R1= 10 ohm
R2= 20 ohm
R3= 50 ohm
R4= ???
R1, R2, R3 and R4 are connected in parallel across a 120 V "power" supply to generate a current of 21 Amps. The value of R4 is most nearly _____ ohms.
0, 5, 10, 16, 100, 200, 300
I think 5 ohms, but I'm not sure...In need of some assistance, please
R(combined) = 120/21 = 5.71 ohms
1/5.714 = 1/10 + 1/20 + 1/50 + 1/R4
= 0.175 + 1/R4
0.175 = 1/R4 + 0.170
1/R4 = 0.005
R4 = ___
It's not 5 ohms
To find the value of R4, we can use Ohm's Law and the principle of parallel resistors.
Given:
R1 = 10 ohms
R2 = 20 ohms
R3 = 50 ohms
Voltage (V) = 120 V
Current (I) = 21 Amps
To calculate the total resistance of the parallel combination of R1, R2, R3, and R4, we can start by finding the equivalent resistance of R1, R2, and R3.
The formula for the total resistance of resistors connected in parallel is given by:
1/R_total = 1/R1 + 1/R2 + 1/R3 + 1/R4
Substituting the given values:
1/R_total = 1/10 + 1/20 + 1/50 + 1/R4
To solve for R_total, we need to find the least common denominator and simplify the equation.
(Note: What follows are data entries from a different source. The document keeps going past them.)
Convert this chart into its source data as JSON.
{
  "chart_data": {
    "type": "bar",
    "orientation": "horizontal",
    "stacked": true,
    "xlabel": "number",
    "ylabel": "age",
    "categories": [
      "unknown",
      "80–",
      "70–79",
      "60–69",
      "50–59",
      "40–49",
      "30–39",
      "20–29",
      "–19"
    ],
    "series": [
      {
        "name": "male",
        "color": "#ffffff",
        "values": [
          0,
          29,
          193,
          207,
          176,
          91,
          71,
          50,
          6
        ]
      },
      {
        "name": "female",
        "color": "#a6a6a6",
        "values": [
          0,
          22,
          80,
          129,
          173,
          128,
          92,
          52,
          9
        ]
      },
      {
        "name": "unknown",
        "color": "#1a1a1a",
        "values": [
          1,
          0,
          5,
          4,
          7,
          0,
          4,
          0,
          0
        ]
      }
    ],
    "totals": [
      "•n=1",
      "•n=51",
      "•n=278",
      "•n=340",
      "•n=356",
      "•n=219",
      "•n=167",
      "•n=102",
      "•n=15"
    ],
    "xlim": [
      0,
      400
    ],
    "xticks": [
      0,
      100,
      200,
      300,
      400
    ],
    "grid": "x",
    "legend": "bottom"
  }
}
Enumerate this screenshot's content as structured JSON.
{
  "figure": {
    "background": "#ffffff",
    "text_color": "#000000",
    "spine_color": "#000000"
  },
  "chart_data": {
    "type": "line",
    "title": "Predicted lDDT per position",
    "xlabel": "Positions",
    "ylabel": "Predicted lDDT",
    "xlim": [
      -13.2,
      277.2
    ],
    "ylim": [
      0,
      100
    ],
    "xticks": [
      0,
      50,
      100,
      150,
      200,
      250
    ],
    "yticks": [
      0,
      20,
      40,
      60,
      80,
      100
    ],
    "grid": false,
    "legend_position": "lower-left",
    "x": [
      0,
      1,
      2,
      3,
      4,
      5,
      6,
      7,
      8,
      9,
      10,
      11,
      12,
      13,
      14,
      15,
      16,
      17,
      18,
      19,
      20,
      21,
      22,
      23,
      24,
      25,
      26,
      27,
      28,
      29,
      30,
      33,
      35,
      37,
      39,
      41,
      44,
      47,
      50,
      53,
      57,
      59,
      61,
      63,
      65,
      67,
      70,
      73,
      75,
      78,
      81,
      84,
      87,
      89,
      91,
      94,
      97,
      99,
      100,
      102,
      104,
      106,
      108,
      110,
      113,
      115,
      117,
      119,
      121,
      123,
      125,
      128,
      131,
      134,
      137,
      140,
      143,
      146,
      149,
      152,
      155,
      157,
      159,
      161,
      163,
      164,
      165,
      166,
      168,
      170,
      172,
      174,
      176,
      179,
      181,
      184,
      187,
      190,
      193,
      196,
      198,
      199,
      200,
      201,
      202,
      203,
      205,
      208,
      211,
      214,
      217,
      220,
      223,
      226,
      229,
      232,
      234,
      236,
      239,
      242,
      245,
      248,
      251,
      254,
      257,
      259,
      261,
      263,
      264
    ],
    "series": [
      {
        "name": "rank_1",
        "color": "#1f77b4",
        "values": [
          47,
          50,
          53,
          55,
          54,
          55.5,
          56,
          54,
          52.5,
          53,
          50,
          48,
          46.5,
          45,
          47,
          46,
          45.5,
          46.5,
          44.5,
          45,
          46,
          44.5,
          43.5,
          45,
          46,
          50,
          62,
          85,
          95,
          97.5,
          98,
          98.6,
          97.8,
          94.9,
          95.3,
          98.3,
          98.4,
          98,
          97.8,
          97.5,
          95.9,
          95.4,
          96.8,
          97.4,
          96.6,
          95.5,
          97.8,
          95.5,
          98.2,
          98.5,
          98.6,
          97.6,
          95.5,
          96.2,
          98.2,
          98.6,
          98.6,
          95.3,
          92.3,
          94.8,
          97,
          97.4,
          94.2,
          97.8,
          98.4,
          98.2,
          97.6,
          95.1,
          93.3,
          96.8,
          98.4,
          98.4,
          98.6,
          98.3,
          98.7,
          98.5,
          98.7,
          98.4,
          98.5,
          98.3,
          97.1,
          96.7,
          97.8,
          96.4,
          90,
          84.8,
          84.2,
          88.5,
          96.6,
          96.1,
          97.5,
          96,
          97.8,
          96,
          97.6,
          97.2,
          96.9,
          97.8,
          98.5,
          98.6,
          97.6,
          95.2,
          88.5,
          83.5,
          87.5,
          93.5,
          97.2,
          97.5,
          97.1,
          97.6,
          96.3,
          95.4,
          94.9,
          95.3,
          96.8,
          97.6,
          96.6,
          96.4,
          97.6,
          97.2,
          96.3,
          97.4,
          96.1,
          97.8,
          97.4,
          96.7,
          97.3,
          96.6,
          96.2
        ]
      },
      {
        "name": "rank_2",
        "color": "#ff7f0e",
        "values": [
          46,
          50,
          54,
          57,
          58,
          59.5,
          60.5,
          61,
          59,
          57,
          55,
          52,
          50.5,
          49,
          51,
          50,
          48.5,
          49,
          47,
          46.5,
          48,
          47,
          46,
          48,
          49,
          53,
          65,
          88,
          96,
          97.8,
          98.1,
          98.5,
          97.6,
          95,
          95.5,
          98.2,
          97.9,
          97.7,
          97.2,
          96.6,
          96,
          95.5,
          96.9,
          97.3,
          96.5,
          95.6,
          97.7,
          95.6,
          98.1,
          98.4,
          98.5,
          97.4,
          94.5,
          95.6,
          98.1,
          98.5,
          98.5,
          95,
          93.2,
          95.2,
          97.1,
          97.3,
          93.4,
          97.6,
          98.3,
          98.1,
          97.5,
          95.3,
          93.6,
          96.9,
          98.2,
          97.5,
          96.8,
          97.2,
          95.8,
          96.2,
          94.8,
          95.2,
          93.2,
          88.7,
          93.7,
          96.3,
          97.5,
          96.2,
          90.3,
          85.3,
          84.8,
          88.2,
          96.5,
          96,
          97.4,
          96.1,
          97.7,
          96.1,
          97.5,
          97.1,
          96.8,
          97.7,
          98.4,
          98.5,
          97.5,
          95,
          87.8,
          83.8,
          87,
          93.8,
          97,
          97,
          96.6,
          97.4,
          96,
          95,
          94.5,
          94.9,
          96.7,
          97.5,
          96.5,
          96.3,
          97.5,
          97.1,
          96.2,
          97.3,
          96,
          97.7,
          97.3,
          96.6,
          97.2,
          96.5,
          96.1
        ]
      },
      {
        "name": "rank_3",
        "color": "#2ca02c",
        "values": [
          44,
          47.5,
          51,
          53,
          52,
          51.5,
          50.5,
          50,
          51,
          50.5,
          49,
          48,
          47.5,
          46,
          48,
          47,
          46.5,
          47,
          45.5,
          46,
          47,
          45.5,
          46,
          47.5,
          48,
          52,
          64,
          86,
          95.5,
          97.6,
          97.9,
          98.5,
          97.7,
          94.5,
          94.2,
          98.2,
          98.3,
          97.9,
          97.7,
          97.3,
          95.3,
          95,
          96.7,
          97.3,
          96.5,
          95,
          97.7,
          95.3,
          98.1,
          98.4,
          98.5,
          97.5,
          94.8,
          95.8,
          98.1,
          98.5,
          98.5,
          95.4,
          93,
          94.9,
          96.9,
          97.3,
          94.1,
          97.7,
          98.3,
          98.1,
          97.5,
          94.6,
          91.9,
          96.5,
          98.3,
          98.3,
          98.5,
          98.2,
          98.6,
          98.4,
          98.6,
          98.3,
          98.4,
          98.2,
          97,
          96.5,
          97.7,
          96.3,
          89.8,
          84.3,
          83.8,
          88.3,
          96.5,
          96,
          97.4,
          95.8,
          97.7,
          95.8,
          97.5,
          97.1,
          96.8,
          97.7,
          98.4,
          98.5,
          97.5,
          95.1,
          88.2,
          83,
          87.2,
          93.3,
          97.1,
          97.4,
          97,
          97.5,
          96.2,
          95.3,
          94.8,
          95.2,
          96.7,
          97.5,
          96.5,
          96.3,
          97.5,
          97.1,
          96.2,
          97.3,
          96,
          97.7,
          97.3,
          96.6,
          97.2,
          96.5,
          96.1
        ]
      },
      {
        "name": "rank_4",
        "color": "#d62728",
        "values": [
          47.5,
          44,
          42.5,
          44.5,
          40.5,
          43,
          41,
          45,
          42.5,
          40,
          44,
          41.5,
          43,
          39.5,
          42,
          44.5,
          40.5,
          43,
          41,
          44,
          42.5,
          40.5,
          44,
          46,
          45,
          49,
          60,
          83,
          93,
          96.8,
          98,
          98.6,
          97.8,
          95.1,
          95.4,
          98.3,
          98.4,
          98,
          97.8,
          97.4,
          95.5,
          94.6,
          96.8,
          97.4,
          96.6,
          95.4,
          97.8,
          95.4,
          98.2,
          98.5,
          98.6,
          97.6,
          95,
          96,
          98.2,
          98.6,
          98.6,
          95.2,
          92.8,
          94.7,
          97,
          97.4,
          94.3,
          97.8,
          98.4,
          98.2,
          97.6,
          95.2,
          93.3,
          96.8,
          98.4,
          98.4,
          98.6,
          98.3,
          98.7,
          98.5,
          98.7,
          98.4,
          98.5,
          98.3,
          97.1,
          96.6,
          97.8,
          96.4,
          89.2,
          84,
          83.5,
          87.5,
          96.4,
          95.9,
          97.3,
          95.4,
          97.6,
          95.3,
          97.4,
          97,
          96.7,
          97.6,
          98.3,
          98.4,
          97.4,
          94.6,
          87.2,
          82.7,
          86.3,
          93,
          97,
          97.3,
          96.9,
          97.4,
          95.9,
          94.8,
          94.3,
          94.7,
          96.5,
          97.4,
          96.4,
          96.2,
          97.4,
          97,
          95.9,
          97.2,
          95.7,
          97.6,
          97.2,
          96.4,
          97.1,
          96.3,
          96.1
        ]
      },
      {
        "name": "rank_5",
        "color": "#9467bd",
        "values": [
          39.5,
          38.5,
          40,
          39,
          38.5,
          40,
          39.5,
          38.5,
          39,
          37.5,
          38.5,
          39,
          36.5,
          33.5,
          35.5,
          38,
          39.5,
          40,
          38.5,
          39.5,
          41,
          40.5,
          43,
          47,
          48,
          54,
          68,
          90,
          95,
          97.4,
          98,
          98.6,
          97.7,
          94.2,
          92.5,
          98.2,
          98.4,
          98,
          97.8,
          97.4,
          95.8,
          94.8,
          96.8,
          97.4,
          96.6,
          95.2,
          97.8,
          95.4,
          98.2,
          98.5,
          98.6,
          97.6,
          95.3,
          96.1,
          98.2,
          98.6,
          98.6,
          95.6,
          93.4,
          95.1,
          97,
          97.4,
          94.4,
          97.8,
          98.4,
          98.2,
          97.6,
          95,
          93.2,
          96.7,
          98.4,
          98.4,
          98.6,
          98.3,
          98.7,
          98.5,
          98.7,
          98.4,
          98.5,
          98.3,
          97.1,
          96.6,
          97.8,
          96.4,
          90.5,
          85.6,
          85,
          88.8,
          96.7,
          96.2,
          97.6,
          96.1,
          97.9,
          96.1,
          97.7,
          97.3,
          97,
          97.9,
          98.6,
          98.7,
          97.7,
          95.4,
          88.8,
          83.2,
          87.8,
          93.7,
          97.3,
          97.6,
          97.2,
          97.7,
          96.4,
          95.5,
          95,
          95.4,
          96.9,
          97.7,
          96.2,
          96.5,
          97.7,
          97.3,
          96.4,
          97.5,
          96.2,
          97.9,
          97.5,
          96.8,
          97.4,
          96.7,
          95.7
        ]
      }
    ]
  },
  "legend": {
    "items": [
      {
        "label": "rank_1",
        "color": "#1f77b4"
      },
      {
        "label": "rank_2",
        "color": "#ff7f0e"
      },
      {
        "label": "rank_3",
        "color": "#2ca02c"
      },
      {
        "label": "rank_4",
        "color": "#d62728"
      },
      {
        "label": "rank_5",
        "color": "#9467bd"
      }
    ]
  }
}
The least common denominator for 10, 20, and 50 is 100; therefore, the equation becomes:
1/R_total = 10/100 + 5/100 + 2/100 + 1/R4
1/R_total = (10 + 5 + 2)/100 + 1/R4
1/R_total = 17/100 + 1/R4
Now, let's calculate the value of R_total:
R_total = 1 / (17/100 + 1/R4)
R_total = 1 / (17/100) + 1/R4
R_total = 100 / 17 + 1/R4
R_total = (100R4 + 17) / (17R4)
We know that voltage (V) = current (I) * resistance (R). Using Ohm's Law, we can write:
V = I * R_total
Substituting the given values, we get:
120 = 21 * R_total
Now, solve for R_total:
R_total = 120 / 21
R_total ≈ 5.71 ohms
Since the given answer options are discrete values, we have to find the closest value to 5.71 ohms. The closest value to 5.71 ohms from the given answer options is 5 ohms. Therefore, the value of R4 is most nearly 5 ohms.
So, your initial guess of 5 ohms is correct!